To target a specific GPU architecture:

cmake .. -DCMAKE_CUDA_ARCHITECTURES=75      # Turing (T4, RTX 2080)
cmake .. -DCMAKE_CUDA_ARCHITECTURES=86      # Ampere (A100, RTX 3090)

Usage

./mc_sim -i 10000 -t 1E-3 -f -v            # 10k paths, first-hit, verbose
./mc_sim -i 10000 -c -f -v                 # CPU vs GPU comparison
./mc_sim -i 5000 -w -r 8E-6 -e             # with walls, record everything
./mc_sim_cpu -i 10000 -f -l 3E-7 -t 1E-2   # CPU-only, 1D limit test

Validation

# Quick pre-commit check
./scripts/validate_before_commit.sh

# Manual validation against analytical solution
./mc_sim_cpu -i 10000 -f -l 3E-7 -t 1E-2
scripts/.venv/bin/python scripts/validate_1d_firsthit.py build/output_h.csv \
    --dist 3E-7 --vel 1E-4 --timestep 1E-7 --timestop 1E-2

Architecture

  • Long kernel (d_simulate_isolated): all timesteps in one launch, positions in registers.
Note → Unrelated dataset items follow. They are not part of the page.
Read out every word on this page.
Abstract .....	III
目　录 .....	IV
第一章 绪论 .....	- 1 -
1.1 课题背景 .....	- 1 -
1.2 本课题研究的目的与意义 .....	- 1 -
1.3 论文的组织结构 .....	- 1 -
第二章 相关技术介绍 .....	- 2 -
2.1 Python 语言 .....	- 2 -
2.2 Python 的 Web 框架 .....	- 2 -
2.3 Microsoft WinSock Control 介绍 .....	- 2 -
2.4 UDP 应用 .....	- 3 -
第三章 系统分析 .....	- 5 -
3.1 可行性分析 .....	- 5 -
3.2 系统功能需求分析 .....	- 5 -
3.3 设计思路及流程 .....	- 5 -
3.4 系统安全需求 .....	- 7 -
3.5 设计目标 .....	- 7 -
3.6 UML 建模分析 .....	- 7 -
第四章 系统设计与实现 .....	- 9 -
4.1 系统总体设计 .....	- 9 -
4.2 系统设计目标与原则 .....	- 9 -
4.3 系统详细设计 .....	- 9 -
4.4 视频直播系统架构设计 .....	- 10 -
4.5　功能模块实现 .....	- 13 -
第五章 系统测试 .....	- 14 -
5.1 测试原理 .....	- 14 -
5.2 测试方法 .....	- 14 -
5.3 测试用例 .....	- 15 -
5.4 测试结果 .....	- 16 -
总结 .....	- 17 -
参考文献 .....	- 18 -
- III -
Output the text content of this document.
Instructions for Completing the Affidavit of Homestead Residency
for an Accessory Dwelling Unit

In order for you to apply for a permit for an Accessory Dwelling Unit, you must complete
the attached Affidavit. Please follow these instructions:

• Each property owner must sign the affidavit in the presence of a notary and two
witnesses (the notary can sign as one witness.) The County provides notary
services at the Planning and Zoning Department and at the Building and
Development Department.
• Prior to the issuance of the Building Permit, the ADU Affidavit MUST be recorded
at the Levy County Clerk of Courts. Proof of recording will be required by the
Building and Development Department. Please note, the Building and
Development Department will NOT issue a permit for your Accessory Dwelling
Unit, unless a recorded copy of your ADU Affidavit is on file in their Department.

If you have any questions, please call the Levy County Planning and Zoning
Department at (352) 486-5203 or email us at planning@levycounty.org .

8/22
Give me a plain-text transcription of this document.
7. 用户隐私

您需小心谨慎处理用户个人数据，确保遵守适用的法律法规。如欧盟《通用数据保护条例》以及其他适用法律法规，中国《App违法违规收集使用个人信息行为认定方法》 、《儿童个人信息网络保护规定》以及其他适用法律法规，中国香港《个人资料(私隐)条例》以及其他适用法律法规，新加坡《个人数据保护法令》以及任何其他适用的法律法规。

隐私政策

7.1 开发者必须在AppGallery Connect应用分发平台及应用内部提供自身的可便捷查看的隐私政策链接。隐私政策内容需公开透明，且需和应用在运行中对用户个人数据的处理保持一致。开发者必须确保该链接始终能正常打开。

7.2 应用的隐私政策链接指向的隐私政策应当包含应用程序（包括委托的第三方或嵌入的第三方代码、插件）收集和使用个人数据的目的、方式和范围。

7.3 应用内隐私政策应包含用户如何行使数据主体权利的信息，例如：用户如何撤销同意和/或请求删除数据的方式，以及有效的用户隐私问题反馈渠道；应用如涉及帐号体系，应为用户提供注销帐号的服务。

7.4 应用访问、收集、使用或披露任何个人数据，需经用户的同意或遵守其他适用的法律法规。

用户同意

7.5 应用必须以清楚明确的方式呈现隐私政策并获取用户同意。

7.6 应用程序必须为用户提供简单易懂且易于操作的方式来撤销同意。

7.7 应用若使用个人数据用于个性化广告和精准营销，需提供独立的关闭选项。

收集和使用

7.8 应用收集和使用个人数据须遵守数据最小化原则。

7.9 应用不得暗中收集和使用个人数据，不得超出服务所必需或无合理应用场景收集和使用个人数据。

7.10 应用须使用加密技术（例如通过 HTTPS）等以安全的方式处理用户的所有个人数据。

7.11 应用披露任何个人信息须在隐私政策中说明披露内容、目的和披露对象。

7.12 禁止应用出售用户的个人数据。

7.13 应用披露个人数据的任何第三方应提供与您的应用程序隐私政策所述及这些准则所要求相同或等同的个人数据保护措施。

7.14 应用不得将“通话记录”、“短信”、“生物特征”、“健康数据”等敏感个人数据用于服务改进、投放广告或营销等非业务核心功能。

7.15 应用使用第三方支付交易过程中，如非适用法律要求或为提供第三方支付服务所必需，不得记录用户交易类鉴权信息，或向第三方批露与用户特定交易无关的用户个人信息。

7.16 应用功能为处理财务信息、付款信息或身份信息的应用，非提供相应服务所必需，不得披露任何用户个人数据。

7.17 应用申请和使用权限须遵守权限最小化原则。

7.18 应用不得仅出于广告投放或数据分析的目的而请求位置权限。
Used for first-hit/limit modes. ~1,400x faster than thesis wide.
  • Wide kernel (d_update): per-step launch, positions in global memory. Used for everything/allhit modes and future particle interactions (-W flag).
  • Both kernels include Brownian bridge boundary crossing correction.
  • RNG: per-call clock64() seeding with cuRAND Philox — intentional design for performance (4-5x faster than global memory state).